🤖 AI Summary
Robustness and removability of digital watermarks are fundamentally contradictory: existing methods struggle to completely erase watermarks while preserving content fidelity. This paper proposes the first diffusion Transformer-based dual-path token-guided watermark removal framework, modeling the task as a conditional generation process jointly driven by visual tokens (encoding textural details) and structural tokens (encoding geometric layout), thereby bypassing explicit watermark-noise modeling and eliminating the fidelity–completeness trade-off at its source. Our approach unifies watermark removal with structure-aware reconstruction—the first such method to achieve this integration. It significantly outperforms state-of-the-art methods across multiple benchmarks, achieving superior performance in PSNR, LPIPS, and human perceptual evaluation. Notably, it maintains exceptional geometric consistency and visual realism even under challenging conditions involving complex textures and geometric deformations.
📝 Abstract
In the digital economy era, digital watermarking serves as a critical basis for ownership proof of massive replicable content, including AI-generated and other virtual assets. Designing robust watermarks capable of withstanding various attacks and processing operations is even more paramount. We introduce TokenPure, a novel Diffusion Transformer-based framework designed for effective and consistent watermark removal.

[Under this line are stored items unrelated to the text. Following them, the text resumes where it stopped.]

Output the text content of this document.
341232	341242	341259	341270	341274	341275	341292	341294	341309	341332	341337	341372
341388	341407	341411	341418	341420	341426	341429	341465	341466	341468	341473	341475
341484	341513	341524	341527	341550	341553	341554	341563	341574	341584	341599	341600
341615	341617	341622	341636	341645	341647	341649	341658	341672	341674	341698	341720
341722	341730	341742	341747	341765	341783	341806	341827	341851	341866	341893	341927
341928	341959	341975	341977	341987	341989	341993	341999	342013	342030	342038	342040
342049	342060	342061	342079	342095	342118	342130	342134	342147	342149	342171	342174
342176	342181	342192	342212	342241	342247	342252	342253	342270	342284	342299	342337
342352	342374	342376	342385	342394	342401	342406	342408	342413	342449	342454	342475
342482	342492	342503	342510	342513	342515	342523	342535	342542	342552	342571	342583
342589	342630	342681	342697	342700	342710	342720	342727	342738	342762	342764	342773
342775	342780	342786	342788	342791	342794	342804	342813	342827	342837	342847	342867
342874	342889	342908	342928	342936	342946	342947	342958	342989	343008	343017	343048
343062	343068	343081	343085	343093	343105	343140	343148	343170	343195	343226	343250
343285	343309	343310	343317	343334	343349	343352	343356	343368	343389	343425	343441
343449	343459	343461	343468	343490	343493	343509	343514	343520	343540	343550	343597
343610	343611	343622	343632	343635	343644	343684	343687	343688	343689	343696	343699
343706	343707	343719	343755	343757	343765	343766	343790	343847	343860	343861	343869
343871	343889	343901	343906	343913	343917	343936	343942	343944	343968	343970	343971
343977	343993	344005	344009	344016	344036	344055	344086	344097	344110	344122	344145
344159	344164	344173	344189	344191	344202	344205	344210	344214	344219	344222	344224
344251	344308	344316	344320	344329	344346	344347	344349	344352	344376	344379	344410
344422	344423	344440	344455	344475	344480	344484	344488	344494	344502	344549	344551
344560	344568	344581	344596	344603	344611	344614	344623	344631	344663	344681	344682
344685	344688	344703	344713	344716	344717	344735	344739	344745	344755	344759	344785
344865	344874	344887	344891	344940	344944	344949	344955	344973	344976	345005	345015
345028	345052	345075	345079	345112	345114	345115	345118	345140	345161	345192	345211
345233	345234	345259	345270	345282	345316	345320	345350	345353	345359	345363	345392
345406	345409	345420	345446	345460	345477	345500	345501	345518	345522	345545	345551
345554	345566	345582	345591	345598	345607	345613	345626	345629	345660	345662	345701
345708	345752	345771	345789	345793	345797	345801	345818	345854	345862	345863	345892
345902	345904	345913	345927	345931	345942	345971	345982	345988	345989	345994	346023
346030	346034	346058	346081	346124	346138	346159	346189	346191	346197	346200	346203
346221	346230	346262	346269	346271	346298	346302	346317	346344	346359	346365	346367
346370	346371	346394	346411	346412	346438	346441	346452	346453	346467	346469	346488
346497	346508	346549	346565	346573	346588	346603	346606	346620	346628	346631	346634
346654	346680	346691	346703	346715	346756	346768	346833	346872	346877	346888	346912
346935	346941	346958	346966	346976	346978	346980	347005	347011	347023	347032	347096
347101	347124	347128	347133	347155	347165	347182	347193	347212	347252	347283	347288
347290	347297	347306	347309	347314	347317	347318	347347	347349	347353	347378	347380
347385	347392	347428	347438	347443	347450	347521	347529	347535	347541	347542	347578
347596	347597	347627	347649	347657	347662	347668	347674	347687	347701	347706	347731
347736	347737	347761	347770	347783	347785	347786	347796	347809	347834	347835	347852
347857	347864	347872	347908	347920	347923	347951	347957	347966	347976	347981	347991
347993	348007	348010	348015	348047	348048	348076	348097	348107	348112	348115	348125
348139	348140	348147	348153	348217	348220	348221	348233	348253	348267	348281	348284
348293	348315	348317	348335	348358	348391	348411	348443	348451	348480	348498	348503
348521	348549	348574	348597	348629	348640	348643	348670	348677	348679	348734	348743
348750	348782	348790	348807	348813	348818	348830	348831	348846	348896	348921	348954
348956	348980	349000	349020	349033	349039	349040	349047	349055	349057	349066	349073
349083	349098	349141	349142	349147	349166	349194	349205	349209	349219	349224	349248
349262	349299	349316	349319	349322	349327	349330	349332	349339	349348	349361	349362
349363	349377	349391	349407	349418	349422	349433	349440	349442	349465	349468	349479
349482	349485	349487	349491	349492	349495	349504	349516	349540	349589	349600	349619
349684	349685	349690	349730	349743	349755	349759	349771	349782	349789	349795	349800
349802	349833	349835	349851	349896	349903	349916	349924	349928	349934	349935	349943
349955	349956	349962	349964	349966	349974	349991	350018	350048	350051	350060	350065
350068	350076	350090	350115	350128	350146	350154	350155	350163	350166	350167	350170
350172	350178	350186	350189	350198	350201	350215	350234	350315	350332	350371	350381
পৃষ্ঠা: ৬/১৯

TokenPure solves the trade-off between thorough watermark destruction and content consistency by leveraging token-based conditional reconstruction. It reframes the task as conditional generation, entirely bypassing the initial watermark-carrying noise. We achieve this by decomposing the watermarked image into two complementary token sets: visual tokens for texture and structural tokens for geometry. These tokens jointly condition the diffusion process, enabling the framework to synthesize watermark-free images with fine-grained consistency and structural integrity. Comprehensive experiments show that TokenPure achieves state-of-the-art watermark removal and reconstruction fidelity, substantially outperforming existing baselines in both perceptual quality and consistency.